The social costs of students not completing high school are steep. Bill Gates Sr., co-chair of the Bill & Melinda Gates Foundation told the United Way of Greater Los Angeles last week, "each year's cohort of dropouts costs us $325 billion in lost wages, taxes, and productivity over their lifetimes. Dropouts are eight times more likely to be in jail or prison than high school graduates. Only a quarter of dropouts vote. The figure for high school graduates is half, and it's three quarters for college graduates."
Counting the cost, Gates is convinced "that solving the high school crisis" is America's "most pressing moral obligation and our most urgent domestic policy priority."
Even as a high school drop-out myself, it's hard to disagree with that, though, as a footnote, a longitudinal study published in the Education Statistics Quarterly indicates "63 percent (of students) who drop out of high school at least once go on to earn a high school diploma or alternative credential within several years, and 43 percent enroll in a postsecondary institution."
Why "dropout?" The fine folks at Gates family foundation actually bothered to survey students about why they chose to leave high school. Nearly half (47 percent) said they left because "classes were not interesting."
Nearly seven in ten -- 69 percent -- said they were "not motivated" or "inspired to work hard," even though two-thirds said they would've worked harder if more was demanded of them.
Many students gave personal reasons for leaving school with 32 percent citing a need for a job or a way to make money; 26 percent said they had kids to support; and another 22 percent said they dropped out to care for a family member.
And check this out: 35 percent said "failing in school" was a major factor for dropping out and 45 percent said they started high school "poorly prepared by their earlier schooling."
The survey ends with a sober observation: "As complex as these individual circumstances may be, for almost all young people, dropping out of high school is not a sudden act, but a gradual process of disengagement; attendance patterns are a clear early sign."
Speaking at a "Dropout Forum" sponsored by the Alliance for Education, Gates Foundation education director Steven Seleznow shared an important insight from the survey. Seleznow said that while making students repeat a grade "makes everybody feel like we've got really tough standards, by and large it destroys the spirit of a student; destroys their inspiration, motivation. And in many cases, if you look at these dropouts, repeating a grade was a big indicator in their decision-making later in high school."

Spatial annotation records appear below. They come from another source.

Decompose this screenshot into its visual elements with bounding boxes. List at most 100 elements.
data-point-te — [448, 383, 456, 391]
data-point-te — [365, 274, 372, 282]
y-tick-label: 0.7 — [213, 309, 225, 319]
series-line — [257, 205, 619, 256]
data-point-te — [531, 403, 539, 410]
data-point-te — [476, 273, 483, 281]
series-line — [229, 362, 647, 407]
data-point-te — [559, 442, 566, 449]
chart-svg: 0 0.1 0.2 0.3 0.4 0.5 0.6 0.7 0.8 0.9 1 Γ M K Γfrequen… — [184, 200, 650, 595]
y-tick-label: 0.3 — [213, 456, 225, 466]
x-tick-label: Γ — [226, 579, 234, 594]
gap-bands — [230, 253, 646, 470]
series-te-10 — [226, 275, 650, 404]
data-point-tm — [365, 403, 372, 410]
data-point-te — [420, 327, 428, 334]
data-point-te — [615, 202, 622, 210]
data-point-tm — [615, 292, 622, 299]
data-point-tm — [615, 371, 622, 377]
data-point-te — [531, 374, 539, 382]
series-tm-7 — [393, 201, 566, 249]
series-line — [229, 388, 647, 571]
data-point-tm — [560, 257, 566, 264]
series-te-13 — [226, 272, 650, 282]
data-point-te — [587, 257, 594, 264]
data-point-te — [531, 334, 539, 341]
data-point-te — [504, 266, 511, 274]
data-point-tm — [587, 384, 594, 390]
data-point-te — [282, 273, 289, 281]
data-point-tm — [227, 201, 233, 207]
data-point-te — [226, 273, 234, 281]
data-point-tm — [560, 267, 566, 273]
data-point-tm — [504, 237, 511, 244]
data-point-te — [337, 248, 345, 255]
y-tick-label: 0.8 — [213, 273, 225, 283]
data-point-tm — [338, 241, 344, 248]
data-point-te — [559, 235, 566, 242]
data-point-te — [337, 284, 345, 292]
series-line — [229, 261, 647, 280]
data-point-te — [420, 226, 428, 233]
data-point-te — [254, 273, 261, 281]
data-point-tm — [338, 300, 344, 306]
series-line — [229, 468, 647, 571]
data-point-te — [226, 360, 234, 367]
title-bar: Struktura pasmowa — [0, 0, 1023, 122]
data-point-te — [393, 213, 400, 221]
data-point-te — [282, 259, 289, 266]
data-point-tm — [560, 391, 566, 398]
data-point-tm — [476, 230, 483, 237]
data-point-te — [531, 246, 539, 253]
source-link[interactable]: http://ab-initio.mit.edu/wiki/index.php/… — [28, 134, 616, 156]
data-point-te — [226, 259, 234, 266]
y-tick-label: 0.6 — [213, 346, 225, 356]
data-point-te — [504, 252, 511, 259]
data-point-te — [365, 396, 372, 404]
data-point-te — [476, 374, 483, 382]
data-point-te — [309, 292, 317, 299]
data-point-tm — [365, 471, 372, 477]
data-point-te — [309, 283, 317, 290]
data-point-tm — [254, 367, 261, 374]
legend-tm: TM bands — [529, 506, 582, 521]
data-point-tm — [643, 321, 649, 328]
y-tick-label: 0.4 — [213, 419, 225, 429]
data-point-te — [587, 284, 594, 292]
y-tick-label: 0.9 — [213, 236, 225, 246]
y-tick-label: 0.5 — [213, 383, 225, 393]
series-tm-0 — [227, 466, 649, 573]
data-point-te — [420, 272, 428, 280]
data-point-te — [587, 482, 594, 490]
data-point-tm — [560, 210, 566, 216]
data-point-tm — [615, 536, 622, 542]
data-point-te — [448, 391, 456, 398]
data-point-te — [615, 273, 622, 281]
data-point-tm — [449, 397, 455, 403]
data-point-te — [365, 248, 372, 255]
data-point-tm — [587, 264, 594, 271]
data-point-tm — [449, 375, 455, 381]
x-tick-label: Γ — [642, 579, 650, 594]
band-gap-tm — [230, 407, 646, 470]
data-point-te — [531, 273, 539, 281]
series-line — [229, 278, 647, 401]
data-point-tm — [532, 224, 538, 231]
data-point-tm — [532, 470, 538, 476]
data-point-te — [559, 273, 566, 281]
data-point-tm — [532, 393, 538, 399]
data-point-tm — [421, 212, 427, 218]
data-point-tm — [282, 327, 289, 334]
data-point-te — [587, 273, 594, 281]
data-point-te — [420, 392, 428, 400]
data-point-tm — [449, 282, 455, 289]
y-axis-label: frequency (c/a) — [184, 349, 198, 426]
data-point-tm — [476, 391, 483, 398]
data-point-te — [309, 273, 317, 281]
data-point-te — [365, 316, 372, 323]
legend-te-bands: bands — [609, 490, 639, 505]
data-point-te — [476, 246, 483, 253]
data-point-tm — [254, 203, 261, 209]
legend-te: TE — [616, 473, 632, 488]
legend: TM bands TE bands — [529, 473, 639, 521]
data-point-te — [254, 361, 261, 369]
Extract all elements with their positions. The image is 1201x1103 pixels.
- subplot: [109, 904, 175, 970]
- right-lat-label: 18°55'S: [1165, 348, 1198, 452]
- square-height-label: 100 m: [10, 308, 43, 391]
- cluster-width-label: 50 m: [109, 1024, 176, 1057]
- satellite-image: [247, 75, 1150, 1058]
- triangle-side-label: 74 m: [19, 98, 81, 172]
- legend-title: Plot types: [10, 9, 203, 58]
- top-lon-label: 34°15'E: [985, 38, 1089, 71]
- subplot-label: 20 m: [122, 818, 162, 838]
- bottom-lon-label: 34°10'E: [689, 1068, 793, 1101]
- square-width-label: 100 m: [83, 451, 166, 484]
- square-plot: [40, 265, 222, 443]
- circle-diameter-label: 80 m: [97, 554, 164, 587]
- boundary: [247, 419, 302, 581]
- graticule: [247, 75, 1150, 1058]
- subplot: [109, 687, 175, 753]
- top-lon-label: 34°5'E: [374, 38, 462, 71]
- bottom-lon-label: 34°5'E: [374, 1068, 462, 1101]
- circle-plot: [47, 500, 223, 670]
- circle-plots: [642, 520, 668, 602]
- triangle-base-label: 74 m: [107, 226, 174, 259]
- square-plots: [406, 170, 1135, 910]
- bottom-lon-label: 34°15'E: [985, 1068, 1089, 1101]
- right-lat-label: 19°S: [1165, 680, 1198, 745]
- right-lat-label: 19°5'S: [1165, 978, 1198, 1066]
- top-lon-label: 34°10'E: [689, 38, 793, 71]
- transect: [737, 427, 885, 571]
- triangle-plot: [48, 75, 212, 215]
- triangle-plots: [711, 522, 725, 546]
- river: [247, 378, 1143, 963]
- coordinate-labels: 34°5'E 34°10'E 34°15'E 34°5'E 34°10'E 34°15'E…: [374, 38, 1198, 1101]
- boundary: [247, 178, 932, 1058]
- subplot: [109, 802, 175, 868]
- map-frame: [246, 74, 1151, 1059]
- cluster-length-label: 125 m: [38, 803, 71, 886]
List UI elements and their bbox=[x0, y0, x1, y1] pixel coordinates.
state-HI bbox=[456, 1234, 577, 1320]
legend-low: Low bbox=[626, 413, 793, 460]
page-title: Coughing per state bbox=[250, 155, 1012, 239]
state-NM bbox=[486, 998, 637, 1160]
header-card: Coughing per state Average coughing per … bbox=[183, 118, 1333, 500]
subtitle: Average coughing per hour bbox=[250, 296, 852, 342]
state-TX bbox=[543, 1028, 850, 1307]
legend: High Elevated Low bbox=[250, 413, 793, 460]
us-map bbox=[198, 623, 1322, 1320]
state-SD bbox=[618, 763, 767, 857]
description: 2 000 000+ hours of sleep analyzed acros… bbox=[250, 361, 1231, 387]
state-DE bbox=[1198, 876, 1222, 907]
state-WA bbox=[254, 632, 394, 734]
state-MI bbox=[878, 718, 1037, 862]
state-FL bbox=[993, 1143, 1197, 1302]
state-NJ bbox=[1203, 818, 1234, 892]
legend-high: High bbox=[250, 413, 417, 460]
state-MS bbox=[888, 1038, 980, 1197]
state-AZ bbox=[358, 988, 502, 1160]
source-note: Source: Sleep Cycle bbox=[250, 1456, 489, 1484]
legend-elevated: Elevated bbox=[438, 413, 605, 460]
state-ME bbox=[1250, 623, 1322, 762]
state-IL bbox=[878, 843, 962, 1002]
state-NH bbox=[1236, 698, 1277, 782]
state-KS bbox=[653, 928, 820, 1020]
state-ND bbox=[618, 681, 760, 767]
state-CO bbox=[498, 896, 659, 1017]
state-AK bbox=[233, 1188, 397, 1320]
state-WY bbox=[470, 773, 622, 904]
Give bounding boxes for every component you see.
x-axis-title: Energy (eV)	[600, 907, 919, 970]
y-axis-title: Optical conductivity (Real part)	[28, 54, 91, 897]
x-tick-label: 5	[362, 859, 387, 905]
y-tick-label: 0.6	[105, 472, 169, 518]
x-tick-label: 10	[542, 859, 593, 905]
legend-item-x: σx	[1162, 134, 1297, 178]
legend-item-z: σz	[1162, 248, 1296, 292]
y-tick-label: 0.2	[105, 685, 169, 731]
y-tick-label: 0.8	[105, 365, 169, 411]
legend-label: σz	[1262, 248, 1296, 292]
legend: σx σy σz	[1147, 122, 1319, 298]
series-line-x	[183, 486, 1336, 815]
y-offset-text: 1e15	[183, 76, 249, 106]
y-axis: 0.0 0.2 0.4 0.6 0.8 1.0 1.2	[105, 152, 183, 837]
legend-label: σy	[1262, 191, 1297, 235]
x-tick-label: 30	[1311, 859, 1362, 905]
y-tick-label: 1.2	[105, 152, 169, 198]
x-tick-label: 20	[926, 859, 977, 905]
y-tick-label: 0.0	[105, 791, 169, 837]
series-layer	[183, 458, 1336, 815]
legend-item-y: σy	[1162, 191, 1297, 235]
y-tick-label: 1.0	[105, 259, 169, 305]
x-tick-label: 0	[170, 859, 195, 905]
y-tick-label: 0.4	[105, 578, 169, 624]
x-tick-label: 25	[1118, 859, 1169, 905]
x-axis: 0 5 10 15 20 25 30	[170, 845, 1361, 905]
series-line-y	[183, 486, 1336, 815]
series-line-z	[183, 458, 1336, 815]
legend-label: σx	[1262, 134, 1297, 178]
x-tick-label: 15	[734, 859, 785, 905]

Again, on a purely pragmatic policy level, one of several problems with NCLB is that it punishes schools for low test scores but doesn't effectively address graduation rates. Can't you see the "unintended consequences" coming? As the pressure to avoid being punished for low test scores increases, so too does the pressure to discourage underperforming students to drop out of school.
Testing? All the research I've seen has confirmed what my children have taught me: self-motivated learning is the key to unlocking academic achievement; not coming up with more sophisticated ways of doling out carrots and sticks.
The question isn't: how do we raise test scores? Question is: how do we create schools, not factories, that encourage and enhance students' natural will to learn -- starting long before high school, even before pre-school begins?
Pop quiz: What's more biologically basic than sexual desire? The will to learn. And what's the Latin root for "education?" Educare, which means "to lead out from within."